3. Ensure datasets (`train_users.csv`, `train_logs.csv`, `train_y.csv`) are available in the `data/` directory.

----------

## Project Components

### Dataset Overview

The project uses three datasets for training (`train`) and testing (`test1`, `test2`):

1. **Users Dataset (`*_users.csv`)**: Contains demographic and account-related information.
2. **Logs Dataset (`*_logs.csv`)**: Records user browsing history, including pages visited and time spent.
3. **Target Dataset (`*_y.csv`)**: Indicates whether users clicked on a promotional email (1 for yes, 0 for no).
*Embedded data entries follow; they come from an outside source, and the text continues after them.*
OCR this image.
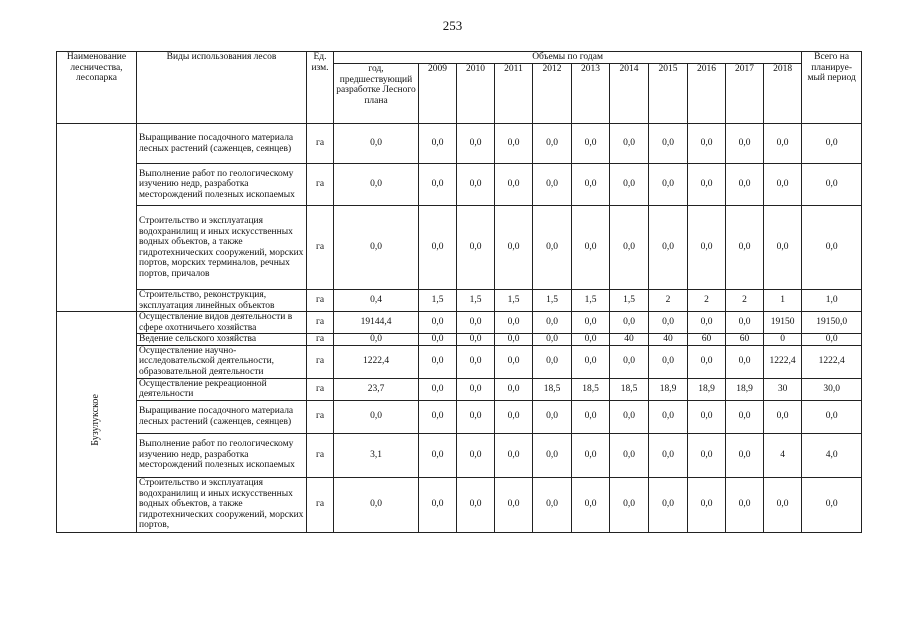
253
Наименование лесничества, лесопарка	Виды использования лесов	Ед. изм.	Объемы по годам											Всего на планируе-мый период
			год, предшествующий разработке Лесного плана	2009	2010	2011	2012	2013	2014	2015	2016	2017	2018	
	Выращивание посадочного материала лесных растений (саженцев, сеянцев)	га	0,0	0,0	0,0	0,0	0,0	0,0	0,0	0,0	0,0	0,0	0,0	0,0
	Выполнение работ по геологическому изучению недр, разработка месторождений полезных ископаемых	га	0,0	0,0	0,0	0,0	0,0	0,0	0,0	0,0	0,0	0,0	0,0	0,0
	Строительство и эксплуатация водохранилищ и иных искусственных водных объектов, а также гидротехнических сооружений, морских портов, морских терминалов, речных портов, причалов	га	0,0	0,0	0,0	0,0	0,0	0,0	0,0	0,0	0,0	0,0	0,0	0,0
	Строительство, реконструкция, эксплуатация линейных объектов	га	0,4	1,5	1,5	1,5	1,5	1,5	1,5	2	2	2	1	1,0
Бузулукское	Осуществление видов деятельности в сфере охотничьего хозяйства	га	19144,4	0,0	0,0	0,0	0,0	0,0	0,0	0,0	0,0	0,0	19150	19150,0
	Ведение сельского хозяйства	га	0,0	0,0	0,0	0,0	0,0	0,0	40	40	60	60	0	0,0
	Осуществление научно-исследовательской деятельности, образовательной деятельности	га	1222,4	0,0	0,0	0,0	0,0	0,0	0,0	0,0	0,0	0,0	1222,4	1222,4
	Осуществление рекреационной деятельности	га	23,7	0,0	0,0	0,0	18,5	18,5	18,5	18,9	18,9	18,9	30	30,0
	Выращивание посадочного материала лесных растений (саженцев, сеянцев)	га	0,0	0,0	0,0	0,0	0,0	0,0	0,0	0,0	0,0	0,0	0,0	0,0
	Выполнение работ по геологическому изучению недр, разработка месторождений полезных ископаемых	га	3,1	0,0	0,0	0,0	0,0	0,0	0,0	0,0	0,0	0,0	4	4,0
	Строительство и эксплуатация водохранилищ и иных искусственных водных объектов, а также гидротехнических сооружений, морских портов,	га	0,0	0,0	0,0	0,0	0,0	0,0	0,0	0,0	0,0	0,0	0,0	0,0
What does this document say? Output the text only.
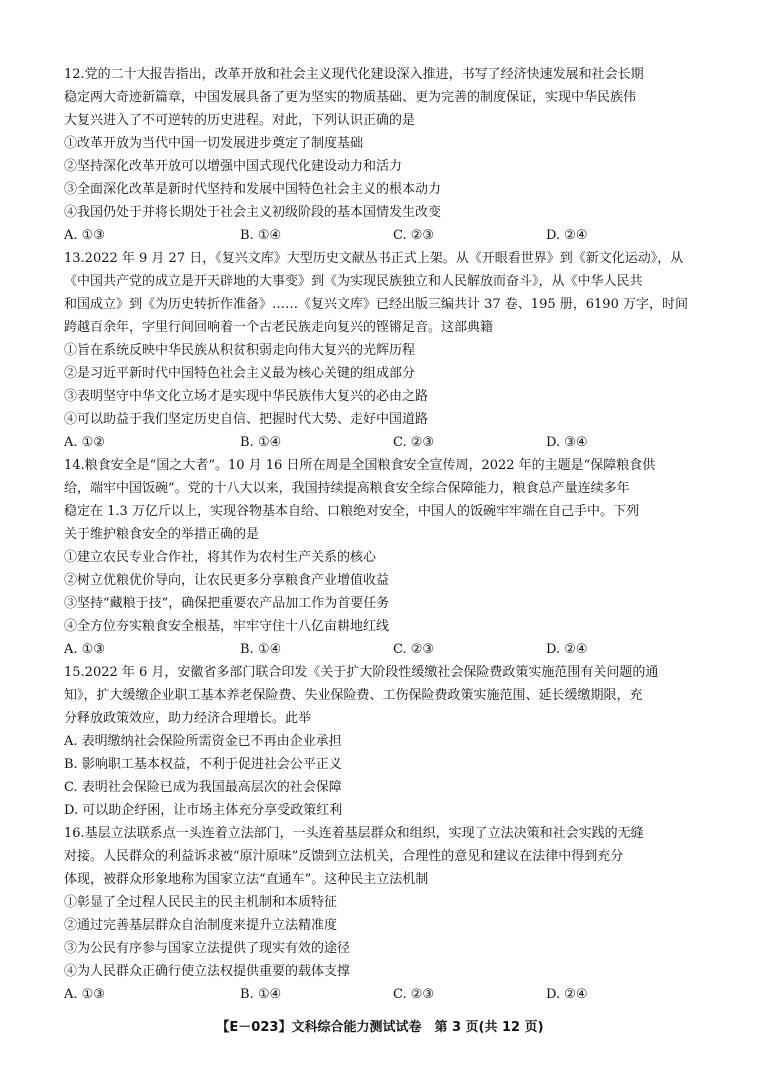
12.党的二十大报告指出，改革开放和社会主义现代化建设深入推进，书写了经济快速发展和社会长期
稳定两大奇迹新篇章，中国发展具备了更为坚实的物质基础、更为完善的制度保证，实现中华民族伟
大复兴进入了不可逆转的历史进程。对此，下列认识正确的是
①改革开放为当代中国一切发展进步奠定了制度基础
②坚持深化改革开放可以增强中国式现代化建设动力和活力
③全面深化改革是新时代坚持和发展中国特色社会主义的根本动力
④我国仍处于并将长期处于社会主义初级阶段的基本国情发生改变
A. ①③	B. ①④	C. ②③	D. ②④
13.2022 年 9 月 27 日，《复兴文库》大型历史文献丛书正式上架。从《开眼看世界》到《新文化运动》，从
《中国共产党的成立是开天辟地的大事变》到《为实现民族独立和人民解放而奋斗》，从《中华人民共
和国成立》到《为历史转折作准备》……《复兴文库》已经出版三编共计 37 卷、195 册，6190 万字，时间
跨越百余年，字里行间回响着一个古老民族走向复兴的铿锵足音。这部典籍
①旨在系统反映中华民族从积贫积弱走向伟大复兴的光辉历程
②是习近平新时代中国特色社会主义最为核心关键的组成部分
③表明坚守中华文化立场才是实现中华民族伟大复兴的必由之路
④可以助益于我们坚定历史自信、把握时代大势、走好中国道路
A. ①②	B. ①④	C. ②③	D. ③④
14.粮食安全是“国之大者”。10 月 16 日所在周是全国粮食安全宣传周，2022 年的主题是“保障粮食供
给，端牢中国饭碗”。党的十八大以来，我国持续提高粮食安全综合保障能力，粮食总产量连续多年
稳定在 1.3 万亿斤以上，实现谷物基本自给、口粮绝对安全，中国人的饭碗牢牢端在自己手中。下列
关于维护粮食安全的举措正确的是
①建立农民专业合作社，将其作为农村生产关系的核心
②树立优粮优价导向，让农民更多分享粮食产业增值收益
③坚持“藏粮于技”，确保把重要农产品加工作为首要任务
④全方位夯实粮食安全根基，牢牢守住十八亿亩耕地红线
A. ①③	B. ①④	C. ②③	D. ②④
15.2022 年 6 月，安徽省多部门联合印发《关于扩大阶段性缓缴社会保险费政策实施范围有关问题的通
知》，扩大缓缴企业职工基本养老保险费、失业保险费、工伤保险费政策实施范围、延长缓缴期限，充
分释放政策效应，助力经济合理增长。此举
A. 表明缴纳社会保险所需资金已不再由企业承担
B. 影响职工基本权益，不利于促进社会公平正义
C. 表明社会保险已成为我国最高层次的社会保障
D. 可以助企纾困，让市场主体充分享受政策红利
16.基层立法联系点一头连着立法部门，一头连着基层群众和组织，实现了立法决策和社会实践的无缝
对接。人民群众的利益诉求被“原汁原味”反馈到立法机关，合理性的意见和建议在法律中得到充分
体现，被群众形象地称为国家立法“直通车”。这种民主立法机制
①彰显了全过程人民民主的民主机制和本质特征
②通过完善基层群众自治制度来提升立法精准度
③为公民有序参与国家立法提供了现实有效的途径
④为人民群众正确行使立法权提供重要的载体支撑
A. ①③	B. ①④	C. ②③	D. ②④
【E－023】文科综合能力测试试卷　第 3 页(共 12 页)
### The `UserPredictor` Class

The classifier is implemented in `main.py` as the `UserPredictor` class with two key methods:

1. **`fit(train_users, train_logs, train_y)`**:
- Combines user and log data into a unified feature set.
- Trains a scikit-learn pipeline, leveraging `LogisticRegression` or other classifiers.
2. **`predict(test_users, test_logs)`**:
- Predicts email click outcomes for the test dataset.
- Returns predictions as a numpy array of Booleans.

### Performance Metrics

- **Accuracy**: Primary metric for evaluation.
- **Cross-Validation**: Used to assess model robustness with metrics like mean and standard deviation.
- **Confusion Matrix**: Provides insights into false positives, false negatives, and overall prediction quality.

----------

## Accomplishments

- **Achieved 75%+ Accuracy**: Developed a robust classifier that consistently performs above the threshold for full credit.
- **Optimized Data Processing**: Engineered features that reduced data processing time by 30%.
- **Enhanced Interpretability**: Evaluated models using cross-validation and confusion matrices for better insights.

----------

## Hints and Suggestions

1. **Start Simple**: Begin with features from the `*_users.csv` dataset for a one-to-one mapping with predictions.
2. **Feature Engineering**: Create log-based features (e.g., total time spent, unique pages visited) to enhance model performance.
3. **Cross-Validation**: Use `cross_val_score` to evaluate model stability across different data splits.
4. **Model Pipelines**:
- Combine `StandardScaler` with `LogisticRegression` for efficient processing and classification.
5. **Handle Missing Data**: Address cases where users lack log entries by imputing or creating default values.

----------

## Future Enhancements

- Explore advanced models like Random Forests or Gradient Boosting for higher accuracy.
- Automate hyperparameter tuning with tools like GridSearchCV or Optuna.
- Visualize feature importance to better understand model decisions.

----------

## Acknowledgments

This project was developed as part of the **CS 320** course at the University of Wisconsin–Madison. Special thanks to the teaching staff for guidance and support.

----------

## License

This project was developed as part of the **CS 320** course. It is shared strictly for educational and learning purposes only.

**Important Notes:**

- Redistribution or reuse of this code for academic submissions is prohibited and may violate academic integrity policies.
- The project is licensed under the [MIT License](https://opensource.org/licenses/MIT). Any usage outside academic purposes must include proper attribution.